ゴローとケイスケ先日発売された書籍『トトロの生まれたところ』で、宮崎駿監督の奥さま・朱美さんのイラストが世に出回りましたけども、朱美さんのイラストが書籍化されるのは、今回が初めてではありません。
朱美さんは、元々東映動画に勤めていまして、駿監督とは同僚でした。



宮崎駿さんの先輩アニメーターの森康二さんは、朱美さんが描く絵をこのように評価していました。

森康二:
以前奥さんが、子どもの成長の記録を絵にしていました。そこに宮さんの絵もありましたが、奥さんの絵のほうが人間のあたたか味が感じられ、すばらしかったのです。

森康二さんがこう話しているイラストは、『ゴローとケイスケ』という本になっています。

ゴローとケイスケ

朱美さんは、吾朗さんが5歳になるまでは東映動画に務めており、その期間に描いた子どものイラストが、スケッチ日記として掲載されています。幼少期の吾朗さんと敬介さんの育児記録ですね。

そこには、少しですが駿さんのイラストも混ぜられており、夫婦による絵日記となっています。

イラスト日記もさることながら、朱美さんと駿さんお二人のあとがきが、育児を経てたどり着いた、とても良いものなので一部ご紹介します。

ゴローとケイスケ

巣立ちの日――宮崎朱美

思わぬことから子供たちの小さかった頃を描いた絵が本になることになり、驚いています。これは私の宝物である6冊のスクラップブックから選んだ絵と、その頃を想い出して書いたものです。あの頃は若さのおかげで、忙しく走りまわることも案外平気で、夫も子供に関してはよく協力してくれ、雪の日などはオンブして帰ってくれたこともありました。家族や近所の方々、保育園の先生方、職場の友人達に支えられていたとつくづく思います。

ゴローが5歳、ケイスケが2歳になったとき、私は退職しました。

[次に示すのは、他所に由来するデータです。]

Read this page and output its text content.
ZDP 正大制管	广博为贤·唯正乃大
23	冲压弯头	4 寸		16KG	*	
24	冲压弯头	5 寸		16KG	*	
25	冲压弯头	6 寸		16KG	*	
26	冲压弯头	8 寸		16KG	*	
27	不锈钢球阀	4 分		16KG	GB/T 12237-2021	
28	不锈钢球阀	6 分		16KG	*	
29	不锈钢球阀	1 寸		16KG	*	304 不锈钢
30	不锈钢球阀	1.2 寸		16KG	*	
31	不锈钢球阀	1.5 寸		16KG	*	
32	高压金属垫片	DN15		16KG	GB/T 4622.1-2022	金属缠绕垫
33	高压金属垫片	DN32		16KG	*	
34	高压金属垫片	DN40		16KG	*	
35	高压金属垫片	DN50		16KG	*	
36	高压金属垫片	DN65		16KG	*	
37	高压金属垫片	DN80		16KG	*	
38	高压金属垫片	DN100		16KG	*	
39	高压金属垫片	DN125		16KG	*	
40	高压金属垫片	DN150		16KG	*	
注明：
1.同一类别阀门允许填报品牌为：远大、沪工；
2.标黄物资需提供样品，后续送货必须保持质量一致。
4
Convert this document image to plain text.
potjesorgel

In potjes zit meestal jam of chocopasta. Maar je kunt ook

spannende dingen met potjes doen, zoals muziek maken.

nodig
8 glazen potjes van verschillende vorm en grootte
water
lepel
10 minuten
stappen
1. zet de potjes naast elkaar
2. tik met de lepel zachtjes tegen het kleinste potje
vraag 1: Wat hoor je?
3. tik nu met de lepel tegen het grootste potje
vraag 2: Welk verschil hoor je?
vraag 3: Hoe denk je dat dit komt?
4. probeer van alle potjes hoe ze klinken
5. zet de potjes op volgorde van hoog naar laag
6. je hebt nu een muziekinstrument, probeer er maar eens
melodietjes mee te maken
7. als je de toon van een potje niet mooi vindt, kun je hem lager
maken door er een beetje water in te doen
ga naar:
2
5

その半年ほど前に夫は職場を変わっていて、毎晩、夜中とか未明に帰宅するようになっていたので、育児、家事が全て私の負担になり、仕事を続けることが耐えられなくなっていたのです。

(略)

それから十数年、ゴローは大学へ進学して、大きなリュックをかついで出ていきました。
育った息子が手元から離れて翔びたつのは当然と思いながらも、そのときの寂しい気持ちは何ともいいがたいものでした。そのとき、私自身を納得させるために考えたことは、ゴローから預かって育てたゴローの生命をゴロー自身に返したのだということでした。ずいぶんカッコ良い考えだなとも思いましたが、どう考えてもこれ以外の考えは浮かびませんでした。

連帯の挨拶――宮崎駿

2人の息子達は、小学校の低学年まで、絵本を見るように家内の6冊のスクラップブックを開いて、結構楽しんでいました。元来、目的があって描かれたものではないので、子供達の情緒の安定によい役割を果した、などと判定するのは間違いですが、ひとつだけ気になっていた事があります。長男の絵に比べ、次男の分がどうしても数が足りないのです。

(略)

次男が数の少ない自分の絵に、楽しみつつも何を感じていたのか、同じく次男として育った私にはなんとなく判る気がします。

次男の絵が少なくなる理由は、二度目の体験という親のなれと、保育園に通った期間の短さが原因ですが、はじめての自分の今を生きている次男にとっては、そのような言訳を理解できるはずはありません。

よくいわれる「他人に迷惑をかけない」なんて事はあり得ないのだと思います。愛情と善意にあふれていても、互いに自分の影を押しつけあい、迷惑をかけあって、育ったり暮らしたりするのが人の世なのだと思うようになりました。